Millard plans to have at least one faculty member from each department present at AIC meetings and is currently gathering teacher recommendations for students who “embody personal integrity and honor.” These students will be extended an offer to join Student Academic Integrity and Leadership (SAIL) next year.

Millard also hopes to have parents in attendance who can voice valuable input and serve as a support unit for faculty, but they will have more limited involvement when confidentiality is at risk.

Eleventh grade English teacher Jan Gottschalk hopes SAIL students will act as peer mentors who offer “positive reinforcement about the importance of being responsible for one’s own work and not replicating the work of others.”

“I’ve learned I must be more vigilant than I ever thought,” Gottschalk said about some of the preemptive measures she takes to prevent cheating.

Some examples of what she calls the “unfortunate need to patrol” include moving desks and students around the room, ensuring backpacks are appropriately put away and scrambling questions on tests. Gottschalk also makes sure students are aware that their papers will be put through a digital assessment and plagiarism detection Web site called TurnItIn.com.

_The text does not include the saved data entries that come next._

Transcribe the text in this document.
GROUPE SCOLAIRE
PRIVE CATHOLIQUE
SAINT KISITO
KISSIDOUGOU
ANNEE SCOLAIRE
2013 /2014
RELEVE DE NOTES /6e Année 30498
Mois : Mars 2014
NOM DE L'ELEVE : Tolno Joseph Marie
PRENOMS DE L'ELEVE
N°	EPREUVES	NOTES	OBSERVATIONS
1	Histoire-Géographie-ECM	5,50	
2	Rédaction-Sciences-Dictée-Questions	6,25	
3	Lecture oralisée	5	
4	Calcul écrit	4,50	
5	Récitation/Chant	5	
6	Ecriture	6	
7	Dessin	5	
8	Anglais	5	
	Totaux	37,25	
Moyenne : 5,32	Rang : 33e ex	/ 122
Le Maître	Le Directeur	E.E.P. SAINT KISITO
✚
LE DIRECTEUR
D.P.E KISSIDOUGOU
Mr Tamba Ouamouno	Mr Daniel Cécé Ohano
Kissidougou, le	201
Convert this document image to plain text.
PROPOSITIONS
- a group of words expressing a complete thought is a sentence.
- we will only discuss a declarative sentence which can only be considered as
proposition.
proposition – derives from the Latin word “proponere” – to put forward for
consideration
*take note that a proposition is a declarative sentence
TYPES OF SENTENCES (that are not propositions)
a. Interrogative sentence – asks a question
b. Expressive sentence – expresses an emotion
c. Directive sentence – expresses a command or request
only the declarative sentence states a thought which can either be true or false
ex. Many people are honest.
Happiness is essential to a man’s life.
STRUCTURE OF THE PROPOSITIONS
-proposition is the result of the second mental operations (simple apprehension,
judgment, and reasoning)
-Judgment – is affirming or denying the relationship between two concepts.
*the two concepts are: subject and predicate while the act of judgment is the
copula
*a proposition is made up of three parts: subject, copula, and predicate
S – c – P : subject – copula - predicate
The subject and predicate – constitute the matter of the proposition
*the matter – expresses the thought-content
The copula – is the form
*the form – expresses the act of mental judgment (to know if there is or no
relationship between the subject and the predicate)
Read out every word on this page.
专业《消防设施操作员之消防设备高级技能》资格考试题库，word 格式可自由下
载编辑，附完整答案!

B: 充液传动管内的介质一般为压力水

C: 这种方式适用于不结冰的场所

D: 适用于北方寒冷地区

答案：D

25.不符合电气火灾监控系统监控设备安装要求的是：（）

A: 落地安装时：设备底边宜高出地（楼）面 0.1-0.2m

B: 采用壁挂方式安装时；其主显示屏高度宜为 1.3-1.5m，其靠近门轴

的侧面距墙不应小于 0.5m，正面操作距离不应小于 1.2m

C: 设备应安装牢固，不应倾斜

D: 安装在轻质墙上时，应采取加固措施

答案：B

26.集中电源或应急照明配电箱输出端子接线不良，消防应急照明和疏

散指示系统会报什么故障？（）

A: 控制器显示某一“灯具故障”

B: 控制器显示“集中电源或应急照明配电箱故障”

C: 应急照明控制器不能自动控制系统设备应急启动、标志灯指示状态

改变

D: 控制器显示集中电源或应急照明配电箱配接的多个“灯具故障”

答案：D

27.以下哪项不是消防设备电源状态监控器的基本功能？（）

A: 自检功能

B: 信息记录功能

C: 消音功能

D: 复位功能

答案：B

In a recent survey printed in JagWire, the Carrboro High student newspaper, 75 percent of 141 students polled admitted to academic cheating.

Carrboro High junior Emile Toscano said, “I think [the AIC] is a good idea. Cheating isn’t that bad here, but it definitely happens.”

Gottschalk also said that she thinks it is important for the AIC and the school as a whole to define what cheating is in very specific terms. The AIC at East Chapel Hill High has determined that cheating includes such acts as copying homework, plagiarizing a paper and failing to show up in class to avoid taking a test.

As part of the efforts to educate students about academic honor, Millard said SAIL students will be responsible for constructing and hanging placards throughout the school that promote and define honor, as well as guiding their peers about how to deal with the pressures of high school academics.

This summer, Principal Thomas plans to revise the Carrboro High Student Handbook with a heavier focus on academic integrity and formally address these issues.

“We want to have our students really being ambassadors and examples of what to do and not do so we don’t have to face an issue quite this big,” Thomas said.